Many changes occur in cats as they age.
The lack of exercise contributes to reduced muscle tone and strength, further adding to the potential of obesity.
Changes in a cat's environment or routine may actually contribute to behavioral changes or even illness. Trying to minimize severe or sudden changes in the geriatric animal is always a good practice.
With time, cats begin to have a gradual decline in their senses (hearing, smelling, vision, and taste). Decreased taste sensation can contribute to anorexia, especially if your cat becomes ill.
Your pet may not respond to stimuli as rapidly or in the same manner as when he or she was younger. It is not uncommon for older cats to spend more time sleeping and have more difficulty being roused.

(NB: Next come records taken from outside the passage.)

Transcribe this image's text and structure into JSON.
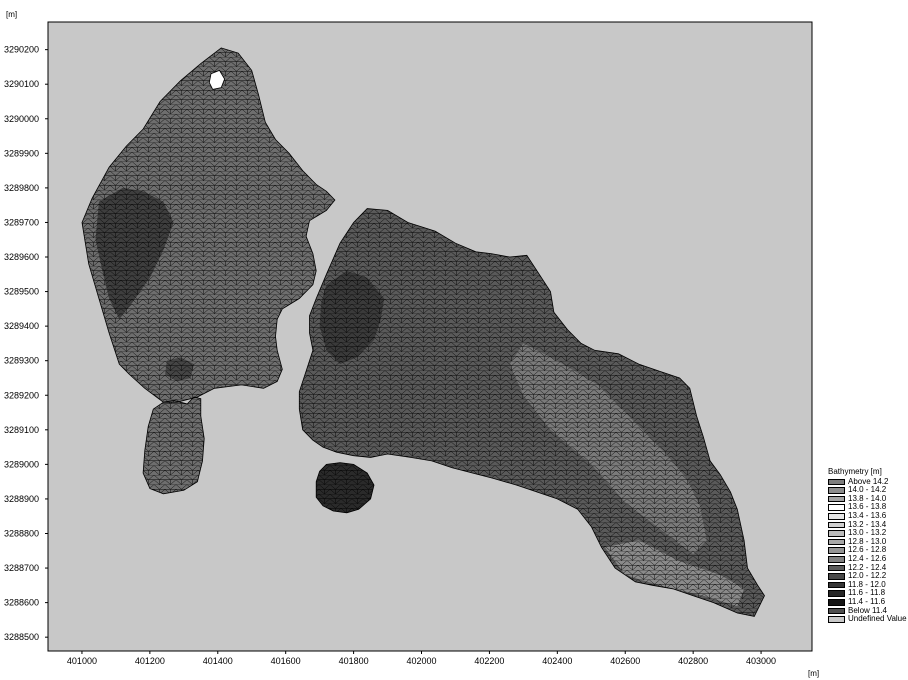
{
  "units": {
    "y": "[m]",
    "x": "[m]"
  },
  "axes": {
    "x": {
      "range": [
        400900,
        403150
      ],
      "ticks": [
        401000,
        401200,
        401400,
        401600,
        401800,
        402000,
        402200,
        402400,
        402600,
        402800,
        403000
      ]
    },
    "y": {
      "range": [
        3288460,
        3290280
      ],
      "ticks": [
        3288500,
        3288600,
        3288700,
        3288800,
        3288900,
        3289000,
        3289100,
        3289200,
        3289300,
        3289400,
        3289500,
        3289600,
        3289700,
        3289800,
        3289900,
        3290000,
        3290100,
        3290200
      ]
    }
  },
  "colors": {
    "background": "#c8c8c8",
    "mesh": "#000000"
  },
  "legend": {
    "title": "Bathymetry [m]",
    "items": [
      {
        "label": "Above 14.2",
        "color": "#7d7d7d"
      },
      {
        "label": "14.0 - 14.2",
        "color": "#8c8c8c"
      },
      {
        "label": "13.8 - 14.0",
        "color": "#a3a3a3"
      },
      {
        "label": "13.6 - 13.8",
        "color": "#ffffff"
      },
      {
        "label": "13.4 - 13.6",
        "color": "#e6e6e6"
      },
      {
        "label": "13.2 - 13.4",
        "color": "#cfcfcf"
      },
      {
        "label": "13.0 - 13.2",
        "color": "#bbbbbb"
      },
      {
        "label": "12.8 - 13.0",
        "color": "#a8a8a8"
      },
      {
        "label": "12.6 - 12.8",
        "color": "#959595"
      },
      {
        "label": "12.4 - 12.6",
        "color": "#828282"
      },
      {
        "label": "12.2 - 12.4",
        "color": "#5a5a5a"
      },
      {
        "label": "12.0 - 12.2",
        "color": "#484848"
      },
      {
        "label": "11.8 - 12.0",
        "color": "#363636"
      },
      {
        "label": "11.6 - 11.8",
        "color": "#262626"
      },
      {
        "label": "11.4 - 11.6",
        "color": "#151515"
      },
      {
        "label": "Below 11.4",
        "color": "#4e4e4e"
      },
      {
        "label": "Undefined Value",
        "color": "#c8c8c8"
      }
    ]
  },
  "regions": [
    {
      "name": "west-basin",
      "fill": "#6e6e6e",
      "outline": [
        [
          401000,
          3289700
        ],
        [
          401030,
          3289770
        ],
        [
          401080,
          3289860
        ],
        [
          401130,
          3289920
        ],
        [
          401180,
          3289970
        ],
        [
          401230,
          3290050
        ],
        [
          401290,
          3290110
        ],
        [
          401350,
          3290160
        ],
        [
          401410,
          3290205
        ],
        [
          401460,
          3290190
        ],
        [
          401500,
          3290140
        ],
        [
          401520,
          3290070
        ],
        [
          401540,
          3289990
        ],
        [
          401570,
          3289940
        ],
        [
          401610,
          3289900
        ],
        [
          401650,
          3289850
        ],
        [
          401690,
          3289810
        ],
        [
          401720,
          3289790
        ],
        [
          401745,
          3289765
        ],
        [
          401720,
          3289735
        ],
        [
          401670,
          3289705
        ],
        [
          401660,
          3289660
        ],
        [
          401680,
          3289610
        ],
        [
          401690,
          3289560
        ],
        [
          401680,
          3289520
        ],
        [
          401660,
          3289500
        ],
        [
          401640,
          3289480
        ],
        [
          401590,
          3289450
        ],
        [
          401575,
          3289420
        ],
        [
          401570,
          3289370
        ],
        [
          401575,
          3289330
        ],
        [
          401590,
          3289275
        ],
        [
          401575,
          3289240
        ],
        [
          401535,
          3289220
        ],
        [
          401470,
          3289230
        ],
        [
          401390,
          3289220
        ],
        [
          401340,
          3289195
        ],
        [
          401280,
          3289180
        ],
        [
          401240,
          3289180
        ],
        [
          401185,
          3289220
        ],
        [
          401140,
          3289260
        ],
        [
          401110,
          3289290
        ],
        [
          401080,
          3289380
        ],
        [
          401050,
          3289480
        ],
        [
          401020,
          3289580
        ]
      ]
    },
    {
      "name": "west-lobe",
      "fill": "#6e6e6e",
      "outline": [
        [
          401240,
          3289180
        ],
        [
          401270,
          3289185
        ],
        [
          401310,
          3289175
        ],
        [
          401330,
          3289195
        ],
        [
          401350,
          3289190
        ],
        [
          401350,
          3289140
        ],
        [
          401360,
          3289075
        ],
        [
          401355,
          3289010
        ],
        [
          401340,
          3288950
        ],
        [
          401300,
          3288925
        ],
        [
          401240,
          3288915
        ],
        [
          401200,
          3288930
        ],
        [
          401180,
          3288975
        ],
        [
          401185,
          3289040
        ],
        [
          401195,
          3289110
        ],
        [
          401210,
          3289160
        ]
      ]
    },
    {
      "name": "east-basin",
      "fill": "#5a5a5a",
      "outline": [
        [
          401690,
          3289480
        ],
        [
          401720,
          3289550
        ],
        [
          401760,
          3289640
        ],
        [
          401800,
          3289700
        ],
        [
          401840,
          3289740
        ],
        [
          401900,
          3289735
        ],
        [
          401960,
          3289700
        ],
        [
          402040,
          3289675
        ],
        [
          402100,
          3289640
        ],
        [
          402160,
          3289615
        ],
        [
          402205,
          3289610
        ],
        [
          402260,
          3289600
        ],
        [
          402310,
          3289605
        ],
        [
          402340,
          3289560
        ],
        [
          402380,
          3289500
        ],
        [
          402390,
          3289440
        ],
        [
          402430,
          3289390
        ],
        [
          402470,
          3289350
        ],
        [
          402510,
          3289330
        ],
        [
          402580,
          3289320
        ],
        [
          402640,
          3289290
        ],
        [
          402700,
          3289270
        ],
        [
          402760,
          3289250
        ],
        [
          402790,
          3289220
        ],
        [
          402810,
          3289140
        ],
        [
          402830,
          3289080
        ],
        [
          402850,
          3289010
        ],
        [
          402880,
          3288970
        ],
        [
          402910,
          3288920
        ],
        [
          402930,
          3288870
        ],
        [
          402950,
          3288780
        ],
        [
          402960,
          3288700
        ],
        [
          402990,
          3288650
        ],
        [
          403010,
          3288620
        ],
        [
          402980,
          3288560
        ],
        [
          402930,
          3288570
        ],
        [
          402860,
          3288600
        ],
        [
          402800,
          3288620
        ],
        [
          402740,
          3288640
        ],
        [
          402680,
          3288650
        ],
        [
          402630,
          3288660
        ],
        [
          402570,
          3288700
        ],
        [
          402530,
          3288760
        ],
        [
          402500,
          3288820
        ],
        [
          402460,
          3288870
        ],
        [
          402400,
          3288900
        ],
        [
          402340,
          3288920
        ],
        [
          402280,
          3288940
        ],
        [
          402210,
          3288960
        ],
        [
          402150,
          3288975
        ],
        [
          402090,
          3288990
        ],
        [
          402030,
          3289010
        ],
        [
          401970,
          3289020
        ],
        [
          401900,
          3289030
        ],
        [
          401850,
          3289020
        ],
        [
          401800,
          3289025
        ],
        [
          401750,
          3289035
        ],
        [
          401710,
          3289050
        ],
        [
          401680,
          3289070
        ],
        [
          401650,
          3289100
        ],
        [
          401640,
          3289160
        ],
        [
          401640,
          3289210
        ],
        [
          401660,
          3289270
        ],
        [
          401680,
          3289330
        ],
        [
          401670,
          3289380
        ],
        [
          401670,
          3289430
        ]
      ]
    },
    {
      "name": "south-island",
      "fill": "#2a2a2a",
      "outline": [
        [
          401720,
          3289000
        ],
        [
          401760,
          3289005
        ],
        [
          401800,
          3289000
        ],
        [
          401840,
          3288975
        ],
        [
          401860,
          3288940
        ],
        [
          401850,
          3288900
        ],
        [
          401815,
          3288870
        ],
        [
          401780,
          3288860
        ],
        [
          401740,
          3288865
        ],
        [
          401710,
          3288880
        ],
        [
          401690,
          3288905
        ],
        [
          401690,
          3288950
        ],
        [
          401700,
          3288980
        ]
      ]
    }
  ],
  "shades": [
    {
      "name": "west-dark-zone",
      "fill": "#3e3e3e",
      "outline": [
        [
          401050,
          3289760
        ],
        [
          401120,
          3289800
        ],
        [
          401180,
          3289790
        ],
        [
          401240,
          3289760
        ],
        [
          401270,
          3289700
        ],
        [
          401240,
          3289620
        ],
        [
          401200,
          3289540
        ],
        [
          401150,
          3289470
        ],
        [
          401110,
          3289420
        ],
        [
          401080,
          3289480
        ],
        [
          401060,
          3289560
        ],
        [
          401040,
          3289650
        ]
      ]
    },
    {
      "name": "west-dark-patch",
      "fill": "#454545",
      "outline": [
        [
          401250,
          3289300
        ],
        [
          401290,
          3289310
        ],
        [
          401330,
          3289290
        ],
        [
          401320,
          3289250
        ],
        [
          401280,
          3289240
        ],
        [
          401245,
          3289260
        ]
      ]
    },
    {
      "name": "east-dark-zone",
      "fill": "#3a3a3a",
      "outline": [
        [
          401720,
          3289520
        ],
        [
          401780,
          3289560
        ],
        [
          401840,
          3289540
        ],
        [
          401890,
          3289480
        ],
        [
          401880,
          3289420
        ],
        [
          401860,
          3289360
        ],
        [
          401810,
          3289310
        ],
        [
          401760,
          3289290
        ],
        [
          401720,
          3289330
        ],
        [
          401700,
          3289400
        ],
        [
          401705,
          3289470
        ]
      ]
    },
    {
      "name": "east-light-zone",
      "fill": "#7a7a7a",
      "outline": [
        [
          402300,
          3289350
        ],
        [
          402400,
          3289300
        ],
        [
          402520,
          3289230
        ],
        [
          402620,
          3289130
        ],
        [
          402720,
          3289030
        ],
        [
          402780,
          3288960
        ],
        [
          402820,
          3288880
        ],
        [
          402840,
          3288780
        ],
        [
          402800,
          3288740
        ],
        [
          402720,
          3288800
        ],
        [
          402600,
          3288890
        ],
        [
          402500,
          3289000
        ],
        [
          402380,
          3289100
        ],
        [
          402300,
          3289200
        ],
        [
          402260,
          3289290
        ]
      ]
    },
    {
      "name": "southeast-light-zone",
      "fill": "#8a8a8a",
      "outline": [
        [
          402540,
          3288760
        ],
        [
          402640,
          3288780
        ],
        [
          402760,
          3288720
        ],
        [
          402880,
          3288680
        ],
        [
          402950,
          3288640
        ],
        [
          402930,
          3288590
        ],
        [
          402830,
          3288620
        ],
        [
          402700,
          3288650
        ],
        [
          402600,
          3288680
        ]
      ]
    }
  ],
  "holes": [
    {
      "name": "north-hole",
      "outline": [
        [
          401380,
          3290130
        ],
        [
          401405,
          3290140
        ],
        [
          401420,
          3290115
        ],
        [
          401410,
          3290090
        ],
        [
          401385,
          3290085
        ],
        [
          401375,
          3290105
        ]
      ]
    }
  ]
}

The body's ability to repair itself decreases, and the function of the immune system is compromised with increasing age. Metabolic and endocrine problems, organ dysfunction and cancer are all seen with increased frequency in the aging cat. Some of these problems may be difficult to help, however it is usually possible to improve the quality of your pet's life significantly by educating yourself, and becoming aware of potential problems.
Most veterinarians recommend more frequent veterinary visits and additional diagnostic tests for geriatric animals in an effort to find the early stages of disease, before they become problems. Practicing prevention is always better than treating a disease already present. In the long run, preventive medicine improves quality of life, and is more cost effective than waiting for problems to appear. A well-educated and proactive owner is the first step in optimal senior cat care.